School dropout rates have reached 35 percent in elementary schools and 45 percent in high schools, according to the latest figures. United Nations International Children’s Emergency Fund stated that 3.2 million Iraqi school-age children have dropped out of school.
In December 2022, Iraqi Prime Minister Mohammed Shia Al-Sudani said that Iraq required 8,000 new schools to address significant educational infrastructure deficits.
Students take lessons at the reconstructed school in Muthanna, Iraq, on Oct 8. (Photo/Xinhua)
At the time, over 1.4 million new students were preparing to enter schools, with many — carrying their new backpacks and bidding farewell to their parents — facing the prospect of sitting on the floor in a mud-built classroom that could potentially collapse at any moment.
Saif Farhan, a representative of the Iraqi government overseeing school construction projects, said that decades of conflict have severely damaged the country’s educational infrastructure, further exacerbated by insufficient reconstruction efforts, as reported by Xinhua.
“The Iraqi government was eager to contract with accredited international companies, and PowerChina, with its extensive construction experience, was one of the first chosen,” Farhan said.

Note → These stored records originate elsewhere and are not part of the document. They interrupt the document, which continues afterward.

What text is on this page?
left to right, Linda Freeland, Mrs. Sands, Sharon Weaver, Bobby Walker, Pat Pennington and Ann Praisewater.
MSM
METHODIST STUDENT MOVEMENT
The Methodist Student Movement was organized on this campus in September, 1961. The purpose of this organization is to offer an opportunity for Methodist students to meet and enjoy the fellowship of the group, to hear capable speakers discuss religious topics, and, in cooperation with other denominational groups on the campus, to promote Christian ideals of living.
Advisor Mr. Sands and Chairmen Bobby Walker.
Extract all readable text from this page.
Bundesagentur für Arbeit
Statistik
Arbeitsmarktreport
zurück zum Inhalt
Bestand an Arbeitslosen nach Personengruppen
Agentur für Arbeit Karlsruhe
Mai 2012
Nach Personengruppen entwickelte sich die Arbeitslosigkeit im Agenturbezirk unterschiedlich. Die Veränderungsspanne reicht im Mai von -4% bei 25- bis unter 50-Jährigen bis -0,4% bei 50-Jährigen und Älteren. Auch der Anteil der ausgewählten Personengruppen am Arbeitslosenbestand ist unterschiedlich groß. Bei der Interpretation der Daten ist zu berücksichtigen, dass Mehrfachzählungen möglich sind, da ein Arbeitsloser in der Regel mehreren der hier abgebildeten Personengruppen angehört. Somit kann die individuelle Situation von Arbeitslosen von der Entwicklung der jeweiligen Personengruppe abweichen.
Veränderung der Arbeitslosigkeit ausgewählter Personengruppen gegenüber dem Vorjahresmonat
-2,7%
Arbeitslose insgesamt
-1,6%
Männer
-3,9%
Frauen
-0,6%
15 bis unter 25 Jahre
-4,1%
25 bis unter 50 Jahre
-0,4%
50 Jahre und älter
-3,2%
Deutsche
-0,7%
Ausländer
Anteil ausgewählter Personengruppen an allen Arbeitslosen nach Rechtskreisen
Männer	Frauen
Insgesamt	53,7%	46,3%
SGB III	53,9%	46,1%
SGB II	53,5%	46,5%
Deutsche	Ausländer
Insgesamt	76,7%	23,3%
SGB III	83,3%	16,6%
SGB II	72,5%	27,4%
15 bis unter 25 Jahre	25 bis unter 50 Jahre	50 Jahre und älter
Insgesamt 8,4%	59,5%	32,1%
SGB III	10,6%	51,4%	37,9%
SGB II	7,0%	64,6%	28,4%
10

A student takes notes during a lesson in the classroom of the reconstructed school in Muthanna, Iraq, on Oct 8. (Photo/Xinhua)
He also highlighted the positive effects of the Belt and Road Initiative, emphasizing Iraq’s plans for continued collaboration with reputable Chinese companies to benefit society and secure a brighter future.
“The Iraqi government and people welcome this initiative, and we have witnessed the positive impact of many projects, such as this school-building effort, which serves a large portion of the Iraqi population,” Farhan said.